US House Approves TX Congressman’s Fix to Medicare Reimbursement for Doctors
by Bob Price on March 15, 2014 at 11:14 AM
The U.S. House of Representatives voted to repeal the 1997 Sustainable Growth Rate (SGR) law to better compensate doctors treating patients on Medicare. The Resolution, H.R. 4015, was authored by Texas Republican Congressman Michael Burgess, M.D. Twelve Democrats joined 225 Republicans in supporting the bill.
In a statement obtained by Breitbart Texas after the vote, Congressman Burgess said, “I’m happy to report that the House has voted for a bipartisan policy solution to modernize a system that has caused nothing but headaches for America’s seniors and their doctors. The house has voted 17 times for patches or ‘Doc Fixes.’ If the SGR went into effect this April, it would mean a 25% reduction in provider payments. The House has finally declared that we cannot continue to kick the can down the road and patch the SGR each year – we must repeal it, and we did.”
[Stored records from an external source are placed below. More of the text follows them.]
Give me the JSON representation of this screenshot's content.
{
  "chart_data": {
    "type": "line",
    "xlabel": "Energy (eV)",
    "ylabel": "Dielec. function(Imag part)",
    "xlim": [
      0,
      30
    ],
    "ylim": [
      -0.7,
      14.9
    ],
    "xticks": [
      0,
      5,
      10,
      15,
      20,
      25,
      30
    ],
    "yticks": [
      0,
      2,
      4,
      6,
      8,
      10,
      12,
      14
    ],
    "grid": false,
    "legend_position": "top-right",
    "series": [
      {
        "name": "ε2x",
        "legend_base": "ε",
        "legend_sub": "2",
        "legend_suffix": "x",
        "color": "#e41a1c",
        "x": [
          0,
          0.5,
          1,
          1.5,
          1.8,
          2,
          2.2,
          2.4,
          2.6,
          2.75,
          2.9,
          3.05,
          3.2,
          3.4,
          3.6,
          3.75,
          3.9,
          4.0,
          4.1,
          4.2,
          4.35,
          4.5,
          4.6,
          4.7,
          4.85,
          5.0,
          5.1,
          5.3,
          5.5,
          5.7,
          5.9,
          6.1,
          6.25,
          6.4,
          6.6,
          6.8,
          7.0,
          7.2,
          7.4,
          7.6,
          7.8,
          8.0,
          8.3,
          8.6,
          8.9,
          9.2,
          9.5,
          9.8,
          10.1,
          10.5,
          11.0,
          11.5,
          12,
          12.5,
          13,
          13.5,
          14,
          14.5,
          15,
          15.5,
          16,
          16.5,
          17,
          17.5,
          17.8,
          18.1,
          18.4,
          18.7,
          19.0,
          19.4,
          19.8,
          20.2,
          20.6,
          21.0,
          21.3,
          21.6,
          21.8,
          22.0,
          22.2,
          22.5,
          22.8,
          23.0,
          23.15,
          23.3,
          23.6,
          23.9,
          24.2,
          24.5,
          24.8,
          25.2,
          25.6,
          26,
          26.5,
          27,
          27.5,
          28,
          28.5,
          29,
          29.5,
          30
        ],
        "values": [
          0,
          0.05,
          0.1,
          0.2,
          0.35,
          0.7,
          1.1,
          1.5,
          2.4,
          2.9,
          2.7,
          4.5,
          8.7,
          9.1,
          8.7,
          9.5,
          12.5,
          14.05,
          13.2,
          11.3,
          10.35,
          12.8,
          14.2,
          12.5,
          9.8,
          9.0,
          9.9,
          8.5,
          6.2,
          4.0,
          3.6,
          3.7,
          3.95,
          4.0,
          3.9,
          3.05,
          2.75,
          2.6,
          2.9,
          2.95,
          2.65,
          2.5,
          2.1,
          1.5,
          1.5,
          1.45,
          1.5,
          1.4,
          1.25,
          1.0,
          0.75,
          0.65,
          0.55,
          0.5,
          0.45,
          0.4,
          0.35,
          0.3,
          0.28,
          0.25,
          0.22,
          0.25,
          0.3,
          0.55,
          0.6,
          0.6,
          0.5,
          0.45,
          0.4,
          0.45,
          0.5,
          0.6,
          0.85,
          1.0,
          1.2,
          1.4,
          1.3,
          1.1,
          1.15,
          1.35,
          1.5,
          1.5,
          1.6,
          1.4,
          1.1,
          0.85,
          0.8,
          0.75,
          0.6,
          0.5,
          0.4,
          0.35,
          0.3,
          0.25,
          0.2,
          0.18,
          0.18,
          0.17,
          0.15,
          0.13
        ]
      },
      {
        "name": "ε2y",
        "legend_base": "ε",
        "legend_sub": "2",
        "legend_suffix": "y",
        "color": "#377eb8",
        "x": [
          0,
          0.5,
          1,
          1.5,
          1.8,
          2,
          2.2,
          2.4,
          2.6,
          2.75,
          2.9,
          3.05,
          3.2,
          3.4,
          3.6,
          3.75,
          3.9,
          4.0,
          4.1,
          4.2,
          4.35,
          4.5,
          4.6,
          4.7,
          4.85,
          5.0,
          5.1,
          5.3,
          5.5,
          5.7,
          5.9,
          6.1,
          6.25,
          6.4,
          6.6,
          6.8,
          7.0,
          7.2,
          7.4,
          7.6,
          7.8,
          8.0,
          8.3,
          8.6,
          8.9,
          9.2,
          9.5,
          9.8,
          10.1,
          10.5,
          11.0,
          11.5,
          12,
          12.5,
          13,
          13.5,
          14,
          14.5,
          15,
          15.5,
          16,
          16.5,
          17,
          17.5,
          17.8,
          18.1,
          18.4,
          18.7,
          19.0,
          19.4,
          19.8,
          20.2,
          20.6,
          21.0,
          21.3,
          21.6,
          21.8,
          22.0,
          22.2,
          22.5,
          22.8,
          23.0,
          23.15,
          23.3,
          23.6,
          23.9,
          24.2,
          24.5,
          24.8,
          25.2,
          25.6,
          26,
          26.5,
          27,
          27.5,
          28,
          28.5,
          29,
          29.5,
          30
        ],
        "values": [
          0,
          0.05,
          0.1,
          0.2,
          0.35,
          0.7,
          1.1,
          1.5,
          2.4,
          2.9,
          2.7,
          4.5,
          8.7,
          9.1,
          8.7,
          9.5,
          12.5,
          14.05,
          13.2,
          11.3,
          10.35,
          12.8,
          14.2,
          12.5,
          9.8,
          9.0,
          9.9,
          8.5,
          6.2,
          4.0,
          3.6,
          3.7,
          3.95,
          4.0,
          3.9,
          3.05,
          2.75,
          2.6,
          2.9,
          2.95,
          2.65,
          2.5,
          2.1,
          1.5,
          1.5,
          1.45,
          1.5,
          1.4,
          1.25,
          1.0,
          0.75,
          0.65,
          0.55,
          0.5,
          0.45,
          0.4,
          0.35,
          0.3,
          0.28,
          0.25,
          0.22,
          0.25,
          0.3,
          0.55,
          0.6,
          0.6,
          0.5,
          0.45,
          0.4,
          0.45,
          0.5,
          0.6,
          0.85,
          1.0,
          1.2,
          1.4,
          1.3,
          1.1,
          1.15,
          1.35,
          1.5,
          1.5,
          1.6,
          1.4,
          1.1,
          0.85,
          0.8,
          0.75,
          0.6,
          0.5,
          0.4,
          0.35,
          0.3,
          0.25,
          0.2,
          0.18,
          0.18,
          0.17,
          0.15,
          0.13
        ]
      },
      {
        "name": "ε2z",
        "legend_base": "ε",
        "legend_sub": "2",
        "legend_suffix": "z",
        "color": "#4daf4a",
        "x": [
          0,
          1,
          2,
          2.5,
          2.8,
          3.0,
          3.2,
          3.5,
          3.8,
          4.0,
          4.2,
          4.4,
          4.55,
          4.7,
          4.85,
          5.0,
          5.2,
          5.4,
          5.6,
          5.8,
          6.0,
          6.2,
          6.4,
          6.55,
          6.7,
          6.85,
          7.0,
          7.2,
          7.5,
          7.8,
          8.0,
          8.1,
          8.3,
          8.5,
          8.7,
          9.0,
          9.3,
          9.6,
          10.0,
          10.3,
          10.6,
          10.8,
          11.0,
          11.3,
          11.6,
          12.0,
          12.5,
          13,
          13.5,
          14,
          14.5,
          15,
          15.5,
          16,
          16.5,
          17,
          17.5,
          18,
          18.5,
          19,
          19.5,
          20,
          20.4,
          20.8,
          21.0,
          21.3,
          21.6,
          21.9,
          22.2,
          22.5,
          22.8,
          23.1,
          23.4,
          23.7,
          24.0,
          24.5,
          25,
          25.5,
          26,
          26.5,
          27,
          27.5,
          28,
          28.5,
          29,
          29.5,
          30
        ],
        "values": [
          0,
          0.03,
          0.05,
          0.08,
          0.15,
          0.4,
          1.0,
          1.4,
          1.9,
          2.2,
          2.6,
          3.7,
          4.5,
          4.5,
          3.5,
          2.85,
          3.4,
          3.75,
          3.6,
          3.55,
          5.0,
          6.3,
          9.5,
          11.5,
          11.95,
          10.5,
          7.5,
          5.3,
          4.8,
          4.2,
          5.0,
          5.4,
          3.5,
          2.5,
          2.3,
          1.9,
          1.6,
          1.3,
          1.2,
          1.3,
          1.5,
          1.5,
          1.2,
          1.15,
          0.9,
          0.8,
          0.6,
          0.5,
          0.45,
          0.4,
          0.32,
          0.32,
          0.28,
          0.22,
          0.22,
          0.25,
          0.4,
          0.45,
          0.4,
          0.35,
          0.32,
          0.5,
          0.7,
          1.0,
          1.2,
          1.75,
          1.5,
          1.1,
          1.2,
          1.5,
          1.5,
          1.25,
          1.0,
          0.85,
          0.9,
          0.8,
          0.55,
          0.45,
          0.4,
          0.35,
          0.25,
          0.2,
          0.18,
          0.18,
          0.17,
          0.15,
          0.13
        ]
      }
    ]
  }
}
"Now," Burgess continued, “seniors will no longer be denied the care they need because their doctors cannot afford to treat them. According to a report by the House Energy and Commerce Committee, the resolution will create stability and five years of payment updates for physicians who treat Medicare patients. The proposal will remove the “imminent threat of draconian cuts to Medicare providers.” It puts forward a five-year program of annual updates of 0.5 percent as a new system is put in place.”
During a floor debate broadcast on C-SPAN, Democrats stood against the resolution and procedural matters they claim keep them from properly debating and amending the resolution. Jay Flietman, with the Hampshire Gazette, reminded readers that “Nancy Pelosi, seized the opportunity to force through a major overhaul of one-sixth of the national economy with no avenue for advise and consent for Republicans, and no allowance for discussion or amendment,” during the Obamacare debates.
Democrats are not the only ones opposed to the resolution. Heritage Foundation’s Robert Moffit, Ph.D., wrote, the resolution “does not significantly reverse the trend—accelerated by Obamacare—toward greater federal supervision and control over medical practice. Worse, neither the House bill nor the Senate legislation would be financed in such a fashion as to protect taxpayers from higher deficit spending.”
Moffit states the Congressional Budget Office (CBO) estimated the proposal to repeal and replace the SGR would add an estimated $138 billion in new Medicare spending. “The Heritage Foundation has already warned that the House funding mechanism would result in deficit spending beyond the 10-year budget window. Likewise, the bipartisan Committee for a Responsible Federal Budget estimates that over the period 2020 to 2024, the House bill would increase deficits by $49 billion,” Moffit reported.
Congressman Burgess put forward this video about the issue prior to the House vote:
The Texas Medical Association (TMA), however, gave strong support to the legislation. In a letter from TMA President Stephen Brotherton, M.D. to Congressman Burgess posted on the Congressman’s website, the TMA states, “On behalf of the 47,000-plus physician and medical student members of the Texas Medical Association, I am writing to reiterate our strong support for the work you have done to effectuate the repeal of Medicare’s Sustainable Growth Rate (SGR) formula.”
Dr. Brotherton praised the work of Burgess and fellow Texas Republican Congressman Kevin Brady, “You have worked tirelessly to craft a piece of legislation that not only repeals the SGR immediately, but also guarantees positive updates for physicians for five years, removes potential causes of liability against physicians, and eliminates some unnecessary bureaucratic red tape that prevents physicians from concentrating on patient care.”
Rep. Burgess closed his statement discussing the bi-partisan nature of this bill and said, “But perhaps most importantly, members of Congress on both sides of the aisle, in both chambers and on all three committees of jurisdiction have finally shown they can work together in an effective manner on policy so important to America’s seniors. It’s now up to the Senate to take up this important bill and repeal a system that simply doesn’t work.”